Kommt Dir das irgendwie bekannt vor?
Dann gehörst Du vermutlich zu den vielen Menschen, die morgens schlecht aus dem Bett kommen und eher schlecht gelaunt sind. Mit anderen Worten: Du bist ein Morgenmuffel.

14 erfrischende Tipps, mit denen Du zukünftig besser früh aufstehen wirst!

Früh aufstehen fällt Dir schwer? Mit den folgenden 14 Tipps verwandelst Du Dich von der morgens trägen Nachteule zur hellwachen Lerche, von der liegen gebliebenen Semmel zum aus dem Bett hüpfenden Toast. Also raus aus den Federn und rein in den Tag!

1

Notiere Dir 3 Motivations-Gründe, weshalb Du früh aufstehen solltest

„Motivation bewegt Dich zum Start. Gewohnheit sorgt dafür, dass Du dranbleibst.“
– Jim Rohn

Weshalb lohnt es sich für Dich, morgens früh aufzustehen? Mache Dir Gedanken darüber, was Du morgens alles erledigen möchtest.

Vielleicht startest Du besser in den Tag, wenn Du bereits morgens etwas Gutes für Deinen Körper getan hast? Denn manchmal bleibt am Ende des Tages nur noch wenig Zeit für Sport. Ein kurzes morgendliches Workout oder auch ein leckeres Frühstück zu planen, kann Dir morgens auf die Sprünge helfen.

früh aufstehen morgenroutine

Notiere Dir daher jetzt insgesamt 3 Motivations-Gründe, um bereits Morgen das erste Mal früher aufzustehen! Hänge Dir diese Notiz an einen sichtbaren Ort, um Dich immer wieder daran zu erinnern.

2

Erstelle Dir Dein persönliches Morgenritual!

Wie stellst Du Dir den perfekten Morgen vor?

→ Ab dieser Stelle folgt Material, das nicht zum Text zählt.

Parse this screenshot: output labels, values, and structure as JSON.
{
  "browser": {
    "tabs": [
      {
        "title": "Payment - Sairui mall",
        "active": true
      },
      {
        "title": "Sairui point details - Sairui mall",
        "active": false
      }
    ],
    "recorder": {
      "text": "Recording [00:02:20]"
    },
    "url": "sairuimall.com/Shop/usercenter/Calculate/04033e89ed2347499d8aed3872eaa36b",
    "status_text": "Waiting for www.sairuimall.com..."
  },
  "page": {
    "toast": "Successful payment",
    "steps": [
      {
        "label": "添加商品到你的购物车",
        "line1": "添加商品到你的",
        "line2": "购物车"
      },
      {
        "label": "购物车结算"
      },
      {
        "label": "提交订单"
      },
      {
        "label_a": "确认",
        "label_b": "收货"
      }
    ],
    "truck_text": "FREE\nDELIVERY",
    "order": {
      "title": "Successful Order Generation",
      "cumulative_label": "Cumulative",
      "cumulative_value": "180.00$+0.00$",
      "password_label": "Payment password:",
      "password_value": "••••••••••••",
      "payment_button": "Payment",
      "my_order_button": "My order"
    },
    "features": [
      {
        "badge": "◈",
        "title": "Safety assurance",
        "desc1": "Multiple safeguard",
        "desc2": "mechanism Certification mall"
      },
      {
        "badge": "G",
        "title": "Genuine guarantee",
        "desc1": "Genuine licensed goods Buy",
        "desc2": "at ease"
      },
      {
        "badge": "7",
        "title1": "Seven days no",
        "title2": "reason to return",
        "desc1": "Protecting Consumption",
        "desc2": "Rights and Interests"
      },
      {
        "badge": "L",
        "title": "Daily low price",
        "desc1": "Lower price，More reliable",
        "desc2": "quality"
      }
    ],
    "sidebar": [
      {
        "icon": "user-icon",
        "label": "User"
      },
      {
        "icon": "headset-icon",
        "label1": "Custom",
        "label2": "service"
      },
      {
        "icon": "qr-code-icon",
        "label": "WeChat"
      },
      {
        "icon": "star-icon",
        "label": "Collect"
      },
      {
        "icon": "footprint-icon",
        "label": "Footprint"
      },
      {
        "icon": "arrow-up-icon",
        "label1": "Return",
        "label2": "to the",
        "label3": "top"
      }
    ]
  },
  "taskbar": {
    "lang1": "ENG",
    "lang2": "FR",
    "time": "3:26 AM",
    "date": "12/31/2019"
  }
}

Die Art, wie Du Deinen Morgen verbringst, kann die Stimmung für den restlichen Tag erheblich beeinflussen.
Stehst Du entspannt auf und nimmst Dir Zeit für Dich selbst, wirst Du positiv gestimmt in den Tag starten. Mache Dir daher Gedanken darüber, wie Dein perfekter Morgen aussehen könnte und notiere Dir diese Punkte. Das könnte beispielsweise so aussehen:

  • 05:30 Uhr: Nach dem ersten Weckerklingeln aufstehen und ordentlich strecken
  • 05:35 Uhr: Meine Lieblingsmusik aufdrehen und dazu tanzen!
  • 05:45: Ein kurzes Workout einlegen
  • 05:55: Eine Dusche nehmen
  • 06:20: Gemütlich einen Kaffee trinken und dabei in meinem Lieblingsmagazin lesen
  • 06:30: Ein leckeres Frühstück zubereiten und essen
  • 06:55: Vor den Spiegel stellen, lächeln und mir sagen: „Das wird ein großartiger Tag! Du schaffst das!“
  • 07:00: Das Haus mit einem breiten Lächeln verlassen

Wichtig ist, dass Du bewusst in den Morgen startest und gleich zu Beginn Kontrolle über den Tag gewinnst. Mit einem gesunden Morgenritual wirst Du viel besser früh aufstehen können. Es wird Dir Kraft, Entspannung und Energie schenken und den Morgenmuffel vertreiben!

3

Hinterfrage und verbessere Deine bisherige Morgenroutine

Gehörst Du zu den Menschen, die gerne das Frühstück ausfallen lassen, nur um länger zu schlafen? Oder zu denen, die erst nach dem vierten Snooze-Klingeln aufstehen?
Eine solche Morgenroutine sorgt sicherlich nicht für gute Laune und einen entspannten Morgen, sondern nur für eines und zwar Stress. Sie ist aber sehr leicht ausbaufähig. Überlege Dir jetzt, wie Du Deine morgendliche Routine verbessern könntest und welche Gewohnheiten Du ablegen möchtest. Vielleicht kannst Du Deine Snooze-Anzahl nach und nach reduzieren. Dann bleibt auch genug Zeit, um das Frühstück zumindest zuhause in Ruhe vorbereiten zu können.

4

Schreibe vorm Schlafengehen eine To-Do-Liste für den nächsten Tag !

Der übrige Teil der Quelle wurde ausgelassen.